From a legal standpoint, by going forward with the review process despite Obama’s failure to comply with the Corker-Cardin legislation’s terms, Congress could be seen as forgiving Obama’s default. If lawmakers then go ahead with the vote on the Iran deal. . .there would be a very reasonable legal argument that the sanctions have been repealed.

(Emphasis added.)

It is, then, the process — in particular, the vote — that, in Andy’s view, repeals the sanctions. As he says, prior to the voting process, the sanctions are only conditionally repealed. (I’m not sure they would be “repealed” even if all conditions were met, but I’ll assume for purposes of this discussion that they would be).

The condition of repeal is submission of the full agreement to Congress. Because, as Andy and I agree, that condition manifestly has not been fulfilled, there is no repeal unless the voting process brings this about by forgiving Obama’s default.

Such forgiveness, I maintain, would not — cannot — occur by virtue of going through the Corker-Cardin process. The legislation conditions alteration of the sanctions on submission by the Obama administration of the full agreement to Congress. I see nothing in the agreement that provides for forgiveness of that obligation under any circumstances.

By conditioning alteration of the sanctions on submission of the full agreement, Congress laid down its definitive directive on how the sanctions it enacted can be altered. Conducting a vote wouldn’t repeal Congress’ directive. Only another piece of duly enacted legislation would do so.

If Congress wants to emphasize this reality, it can, as I suggested, pass a resolution saying so. Andy responds that a resolution cannot alter the terms of the Corker-Cardin legislation.

That’s true, of course, and I didn’t mean to suggest otherwise. The purpose of the resolution wouldn’t be to alter the terms of Corker-Cardin; as I have argued, no alteration is needed to keep sanctions on the books. The purpose would be to make clear, in the event that someone later tries to construe a vote as Andy argues it should be construed, that by following the Corker-Cardin procedure, Congress did not intend to scrap sanctions. But such a resolution would be surplus to requirements.
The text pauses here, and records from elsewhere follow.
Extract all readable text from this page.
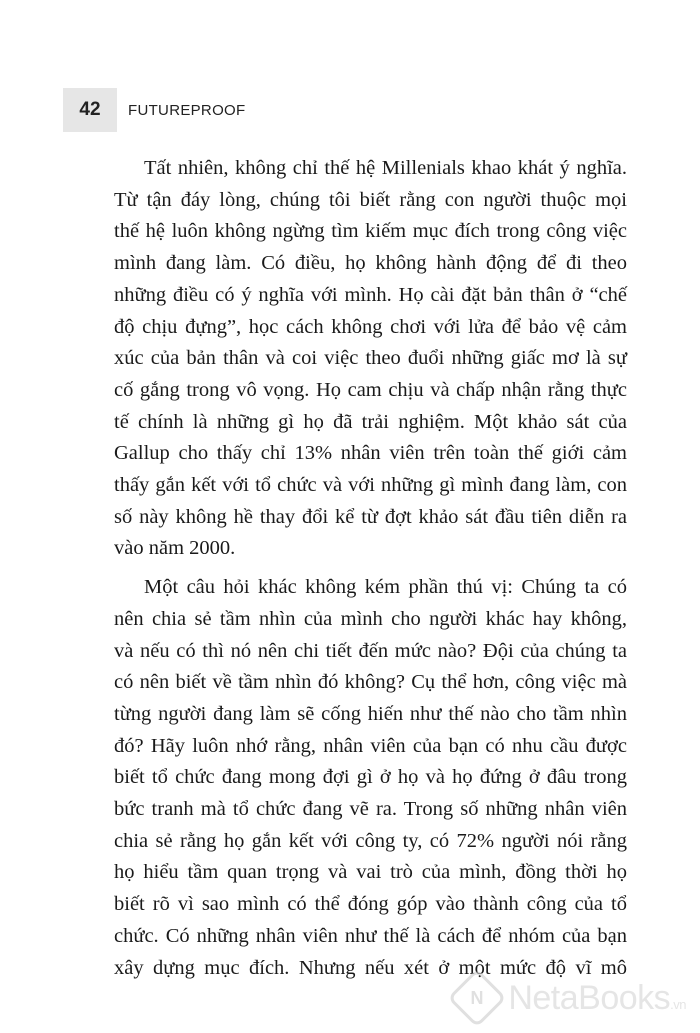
42	FUTUREPROOF
Tất nhiên, không chỉ thế hệ Millenials khao khát ý nghĩa.
Từ tận đáy lòng, chúng tôi biết rằng con người thuộc mọi
thế hệ luôn không ngừng tìm kiếm mục đích trong công việc
mình đang làm. Có điều, họ không hành động để đi theo
những điều có ý nghĩa với mình. Họ cài đặt bản thân ở “chế
độ chịu đựng”, học cách không chơi với lửa để bảo vệ cảm
xúc của bản thân và coi việc theo đuổi những giấc mơ là sự
cố gắng trong vô vọng. Họ cam chịu và chấp nhận rằng thực
tế chính là những gì họ đã trải nghiệm. Một khảo sát của
Gallup cho thấy chỉ 13% nhân viên trên toàn thế giới cảm
thấy gắn kết với tổ chức và với những gì mình đang làm, con
số này không hề thay đổi kể từ đợt khảo sát đầu tiên diễn ra
vào năm 2000.
Một câu hỏi khác không kém phần thú vị: Chúng ta có
nên chia sẻ tầm nhìn của mình cho người khác hay không,
và nếu có thì nó nên chi tiết đến mức nào? Đội của chúng ta
có nên biết về tầm nhìn đó không? Cụ thể hơn, công việc mà
từng người đang làm sẽ cống hiến như thế nào cho tầm nhìn
đó? Hãy luôn nhớ rằng, nhân viên của bạn có nhu cầu được
biết tổ chức đang mong đợi gì ở họ và họ đứng ở đâu trong
bức tranh mà tổ chức đang vẽ ra. Trong số những nhân viên
chia sẻ rằng họ gắn kết với công ty, có 72% người nói rằng
họ hiểu tầm quan trọng và vai trò của mình, đồng thời họ
biết rõ vì sao mình có thể đóng góp vào thành công của tổ
chức. Có những nhân viên như thế là cách để nhóm của bạn
xây dựng mục đích. Nhưng nếu xét ở một mức độ vĩ mô
N NetaBooks.vn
Congress passed Corker-Cardin because it wanted a process through which it could either block the Iran deal or at least express its disapproval through a vote that the White House and congressional Democrats recognized as proper (and in which some Democrats would buck the administration). Obama’s failure to comply with Corker-Cardin does not enable him to force Congress either to lose that opportunity (for what little it may be worth) or else be deemed to have “repealed” sanctions. Obama cannot profit in this way from Corker-Cardin by violating it.

Congress can declare the entire legislation null and void, and I believe it should as a matter of principle. But it isn’t required to do so in order to keep sanctions on the books.

I want to thank Andy again for engaging my arguments and for the manner in which he did so.